Plasticity After Brain Damage
• Postsynaptic cells deprived of synaptic inputs
develop increased sensitivity to the neurotransmitter
to compensate for decreased input.
• Denervation supersensitivity- the heightened
sensitivity to a neurotransmitter after the destruction
of an incoming axon
• Disuse supersensitivity- the hypersensitivity to a
neurotransmitter after a result of inactivity by an
incoming axon.
• Both due to increased number and effectiveness of
receptors.
Plasticity After Brain Damage
• Phantom limb refers to the continuation of
sensation of an amputated body part and
reflects this process.
• The cortex reorganizes itself after the
amputation of a body part by becoming
responsive to other parts of the body.
• Original axons degenerate leaving vacant
synapses into which others axons sprout.
Plasticity After Brain Damage
• Phantom limb can lead to the feeling of
sensations in the amputated part of the body
when other parts of the body are stimulated.

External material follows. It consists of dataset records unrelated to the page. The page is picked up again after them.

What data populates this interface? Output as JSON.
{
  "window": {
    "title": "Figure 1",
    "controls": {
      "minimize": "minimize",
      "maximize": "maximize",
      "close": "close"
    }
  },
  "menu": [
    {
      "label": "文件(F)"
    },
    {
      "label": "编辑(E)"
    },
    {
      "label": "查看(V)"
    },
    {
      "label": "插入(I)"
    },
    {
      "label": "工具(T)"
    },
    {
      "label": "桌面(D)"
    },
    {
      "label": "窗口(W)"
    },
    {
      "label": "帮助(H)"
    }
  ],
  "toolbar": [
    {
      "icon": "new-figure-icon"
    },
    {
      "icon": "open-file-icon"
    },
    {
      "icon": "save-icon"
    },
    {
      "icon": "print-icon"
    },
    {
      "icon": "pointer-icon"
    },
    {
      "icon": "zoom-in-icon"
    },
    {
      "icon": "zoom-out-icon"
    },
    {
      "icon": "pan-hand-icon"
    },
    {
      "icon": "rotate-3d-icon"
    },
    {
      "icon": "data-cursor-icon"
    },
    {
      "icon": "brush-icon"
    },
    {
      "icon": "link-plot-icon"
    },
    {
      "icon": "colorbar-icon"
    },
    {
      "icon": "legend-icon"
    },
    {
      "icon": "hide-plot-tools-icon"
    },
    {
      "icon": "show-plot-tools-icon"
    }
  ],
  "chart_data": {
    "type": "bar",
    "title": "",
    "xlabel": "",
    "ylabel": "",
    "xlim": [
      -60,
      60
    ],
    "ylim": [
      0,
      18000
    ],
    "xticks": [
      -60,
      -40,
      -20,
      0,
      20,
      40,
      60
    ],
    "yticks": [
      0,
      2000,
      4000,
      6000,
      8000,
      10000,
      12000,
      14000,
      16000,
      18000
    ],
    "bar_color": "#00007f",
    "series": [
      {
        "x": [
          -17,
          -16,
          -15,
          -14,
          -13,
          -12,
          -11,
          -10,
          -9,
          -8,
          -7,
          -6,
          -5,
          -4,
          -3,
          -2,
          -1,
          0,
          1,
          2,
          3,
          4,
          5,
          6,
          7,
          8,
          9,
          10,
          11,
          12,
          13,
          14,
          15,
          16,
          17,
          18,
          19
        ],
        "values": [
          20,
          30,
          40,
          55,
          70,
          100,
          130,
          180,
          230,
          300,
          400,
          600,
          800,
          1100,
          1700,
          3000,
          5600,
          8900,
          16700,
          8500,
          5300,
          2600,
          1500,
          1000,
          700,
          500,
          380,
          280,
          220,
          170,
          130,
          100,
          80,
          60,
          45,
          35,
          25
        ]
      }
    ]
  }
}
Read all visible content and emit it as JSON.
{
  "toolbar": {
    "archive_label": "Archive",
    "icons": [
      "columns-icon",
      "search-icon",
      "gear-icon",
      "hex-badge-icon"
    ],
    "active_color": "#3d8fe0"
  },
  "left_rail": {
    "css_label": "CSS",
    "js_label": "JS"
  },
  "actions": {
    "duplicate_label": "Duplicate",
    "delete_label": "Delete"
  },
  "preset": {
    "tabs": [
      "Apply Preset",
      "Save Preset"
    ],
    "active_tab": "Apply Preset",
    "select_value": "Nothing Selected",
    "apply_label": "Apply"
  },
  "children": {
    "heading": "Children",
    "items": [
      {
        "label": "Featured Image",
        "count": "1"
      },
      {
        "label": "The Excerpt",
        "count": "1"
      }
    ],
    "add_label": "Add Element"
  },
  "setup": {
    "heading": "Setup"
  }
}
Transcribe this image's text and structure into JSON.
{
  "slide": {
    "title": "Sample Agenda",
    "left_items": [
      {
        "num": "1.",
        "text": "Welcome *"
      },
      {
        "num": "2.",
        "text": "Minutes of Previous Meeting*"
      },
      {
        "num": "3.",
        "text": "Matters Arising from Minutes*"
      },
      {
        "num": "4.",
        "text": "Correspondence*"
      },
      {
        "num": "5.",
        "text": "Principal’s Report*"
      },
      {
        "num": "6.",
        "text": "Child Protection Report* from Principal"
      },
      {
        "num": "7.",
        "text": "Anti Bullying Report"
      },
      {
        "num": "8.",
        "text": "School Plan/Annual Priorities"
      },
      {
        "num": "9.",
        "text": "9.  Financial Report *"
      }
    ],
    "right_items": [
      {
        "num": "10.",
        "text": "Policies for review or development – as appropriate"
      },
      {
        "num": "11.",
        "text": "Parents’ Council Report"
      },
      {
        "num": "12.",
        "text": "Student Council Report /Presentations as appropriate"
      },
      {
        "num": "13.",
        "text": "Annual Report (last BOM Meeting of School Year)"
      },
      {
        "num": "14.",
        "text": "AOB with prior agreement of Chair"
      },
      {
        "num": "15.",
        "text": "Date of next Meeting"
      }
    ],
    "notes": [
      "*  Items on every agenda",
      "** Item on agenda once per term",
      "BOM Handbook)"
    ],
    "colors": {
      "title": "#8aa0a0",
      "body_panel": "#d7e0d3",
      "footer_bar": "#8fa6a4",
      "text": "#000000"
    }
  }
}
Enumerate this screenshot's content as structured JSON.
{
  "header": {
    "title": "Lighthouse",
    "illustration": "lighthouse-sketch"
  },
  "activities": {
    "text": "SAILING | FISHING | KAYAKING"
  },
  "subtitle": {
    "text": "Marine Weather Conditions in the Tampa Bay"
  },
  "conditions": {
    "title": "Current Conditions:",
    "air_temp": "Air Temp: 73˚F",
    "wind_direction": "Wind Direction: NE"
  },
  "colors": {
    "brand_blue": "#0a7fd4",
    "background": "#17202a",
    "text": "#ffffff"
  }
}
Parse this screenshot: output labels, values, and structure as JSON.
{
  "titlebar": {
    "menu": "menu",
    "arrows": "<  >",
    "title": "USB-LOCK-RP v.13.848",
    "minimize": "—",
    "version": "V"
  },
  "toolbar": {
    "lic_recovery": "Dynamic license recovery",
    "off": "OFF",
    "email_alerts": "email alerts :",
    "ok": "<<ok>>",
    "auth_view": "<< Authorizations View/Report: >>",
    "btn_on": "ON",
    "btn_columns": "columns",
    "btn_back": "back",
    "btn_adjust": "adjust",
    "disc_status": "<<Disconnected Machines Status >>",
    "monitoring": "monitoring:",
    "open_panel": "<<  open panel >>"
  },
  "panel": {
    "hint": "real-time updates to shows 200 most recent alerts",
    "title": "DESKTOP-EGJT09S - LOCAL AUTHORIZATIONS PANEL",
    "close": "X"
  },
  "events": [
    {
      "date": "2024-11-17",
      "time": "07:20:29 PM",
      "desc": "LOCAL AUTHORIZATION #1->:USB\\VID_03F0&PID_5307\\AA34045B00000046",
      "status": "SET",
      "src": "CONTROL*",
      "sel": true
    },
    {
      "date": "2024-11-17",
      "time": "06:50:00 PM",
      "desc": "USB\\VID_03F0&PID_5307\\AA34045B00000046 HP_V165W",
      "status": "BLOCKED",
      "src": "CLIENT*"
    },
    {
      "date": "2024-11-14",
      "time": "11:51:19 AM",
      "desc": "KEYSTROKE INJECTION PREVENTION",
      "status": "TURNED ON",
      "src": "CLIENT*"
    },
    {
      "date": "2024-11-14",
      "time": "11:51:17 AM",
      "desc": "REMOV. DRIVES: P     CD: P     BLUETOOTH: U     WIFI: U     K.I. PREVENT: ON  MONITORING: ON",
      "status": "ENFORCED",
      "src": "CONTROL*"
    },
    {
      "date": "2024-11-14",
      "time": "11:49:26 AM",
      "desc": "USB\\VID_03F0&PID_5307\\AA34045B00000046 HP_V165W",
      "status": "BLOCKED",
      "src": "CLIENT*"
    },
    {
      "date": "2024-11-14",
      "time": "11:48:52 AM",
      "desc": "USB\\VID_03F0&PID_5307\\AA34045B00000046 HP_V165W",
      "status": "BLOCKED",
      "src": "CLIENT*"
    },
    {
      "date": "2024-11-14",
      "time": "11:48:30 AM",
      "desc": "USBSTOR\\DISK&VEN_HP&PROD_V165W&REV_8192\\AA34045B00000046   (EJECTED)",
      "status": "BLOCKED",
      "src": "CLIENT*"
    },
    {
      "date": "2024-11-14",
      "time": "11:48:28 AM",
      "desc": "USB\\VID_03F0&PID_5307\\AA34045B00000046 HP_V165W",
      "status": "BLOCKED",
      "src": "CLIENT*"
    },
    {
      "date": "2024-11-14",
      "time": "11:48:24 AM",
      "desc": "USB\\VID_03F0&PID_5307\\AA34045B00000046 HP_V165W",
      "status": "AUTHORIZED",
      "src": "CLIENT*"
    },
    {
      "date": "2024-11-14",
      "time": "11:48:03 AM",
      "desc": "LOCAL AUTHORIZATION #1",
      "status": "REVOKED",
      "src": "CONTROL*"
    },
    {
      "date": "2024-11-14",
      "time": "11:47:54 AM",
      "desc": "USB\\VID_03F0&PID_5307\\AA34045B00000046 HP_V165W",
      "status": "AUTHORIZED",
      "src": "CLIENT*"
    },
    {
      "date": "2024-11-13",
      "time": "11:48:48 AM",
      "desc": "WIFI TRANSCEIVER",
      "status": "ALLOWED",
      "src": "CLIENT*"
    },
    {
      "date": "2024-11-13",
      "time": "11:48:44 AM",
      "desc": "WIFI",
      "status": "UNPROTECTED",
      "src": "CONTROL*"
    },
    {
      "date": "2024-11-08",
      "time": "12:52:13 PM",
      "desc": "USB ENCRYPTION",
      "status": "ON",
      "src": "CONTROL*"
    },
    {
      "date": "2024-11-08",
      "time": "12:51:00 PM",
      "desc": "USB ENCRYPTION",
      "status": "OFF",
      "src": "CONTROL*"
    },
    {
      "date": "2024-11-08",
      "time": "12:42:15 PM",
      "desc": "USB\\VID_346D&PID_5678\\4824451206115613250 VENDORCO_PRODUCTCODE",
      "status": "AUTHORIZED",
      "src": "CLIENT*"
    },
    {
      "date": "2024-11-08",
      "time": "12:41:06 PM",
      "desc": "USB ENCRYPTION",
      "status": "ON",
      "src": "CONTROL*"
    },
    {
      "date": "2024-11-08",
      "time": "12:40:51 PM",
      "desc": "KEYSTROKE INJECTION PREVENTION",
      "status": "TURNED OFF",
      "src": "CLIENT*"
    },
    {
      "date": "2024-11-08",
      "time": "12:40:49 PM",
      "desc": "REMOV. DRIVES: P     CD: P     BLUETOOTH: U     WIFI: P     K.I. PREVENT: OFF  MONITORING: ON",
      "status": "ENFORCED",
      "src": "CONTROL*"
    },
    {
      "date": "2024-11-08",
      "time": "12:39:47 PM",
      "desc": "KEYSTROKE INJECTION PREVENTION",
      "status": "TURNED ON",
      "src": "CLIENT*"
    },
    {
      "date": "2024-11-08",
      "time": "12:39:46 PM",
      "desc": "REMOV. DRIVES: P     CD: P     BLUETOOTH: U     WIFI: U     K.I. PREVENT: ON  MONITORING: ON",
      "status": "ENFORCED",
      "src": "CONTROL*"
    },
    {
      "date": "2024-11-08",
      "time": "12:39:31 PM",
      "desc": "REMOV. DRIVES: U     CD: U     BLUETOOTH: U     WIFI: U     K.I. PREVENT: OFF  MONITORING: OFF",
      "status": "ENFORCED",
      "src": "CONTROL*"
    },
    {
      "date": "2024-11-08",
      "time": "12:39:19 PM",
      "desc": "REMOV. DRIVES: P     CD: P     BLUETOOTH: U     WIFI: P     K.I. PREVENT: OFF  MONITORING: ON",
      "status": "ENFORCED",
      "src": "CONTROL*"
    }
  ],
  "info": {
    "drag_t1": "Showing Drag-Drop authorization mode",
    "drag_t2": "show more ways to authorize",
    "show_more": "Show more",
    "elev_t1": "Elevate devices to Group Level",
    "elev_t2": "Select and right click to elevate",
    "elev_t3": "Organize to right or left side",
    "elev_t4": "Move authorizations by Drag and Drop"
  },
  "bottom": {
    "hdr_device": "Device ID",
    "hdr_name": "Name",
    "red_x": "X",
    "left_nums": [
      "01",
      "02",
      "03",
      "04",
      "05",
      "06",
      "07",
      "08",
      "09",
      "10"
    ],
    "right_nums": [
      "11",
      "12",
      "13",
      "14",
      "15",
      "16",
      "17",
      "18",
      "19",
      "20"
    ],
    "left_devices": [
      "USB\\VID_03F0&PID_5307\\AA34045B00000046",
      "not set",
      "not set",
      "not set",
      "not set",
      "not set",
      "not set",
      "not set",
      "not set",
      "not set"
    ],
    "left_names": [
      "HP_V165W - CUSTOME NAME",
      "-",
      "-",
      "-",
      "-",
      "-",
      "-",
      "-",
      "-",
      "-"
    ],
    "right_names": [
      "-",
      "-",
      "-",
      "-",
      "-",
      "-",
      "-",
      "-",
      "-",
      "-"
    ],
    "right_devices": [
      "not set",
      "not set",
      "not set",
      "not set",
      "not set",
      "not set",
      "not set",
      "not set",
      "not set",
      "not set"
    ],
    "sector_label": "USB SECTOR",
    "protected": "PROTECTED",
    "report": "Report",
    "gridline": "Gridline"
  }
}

Plasticity After Brain Damage
• Deafferenated limbs are limbs that have lost
their afferent sensory input.
• Deafferented limbs can still be used but are
often not because use of other mechanisms
to carry out the behavior are easier.
• The study of the ability to use deafferented
limbs has led to the development of therapy
techniques to improve functioning of brain
damaged people.
– focus on what they are capable of doing.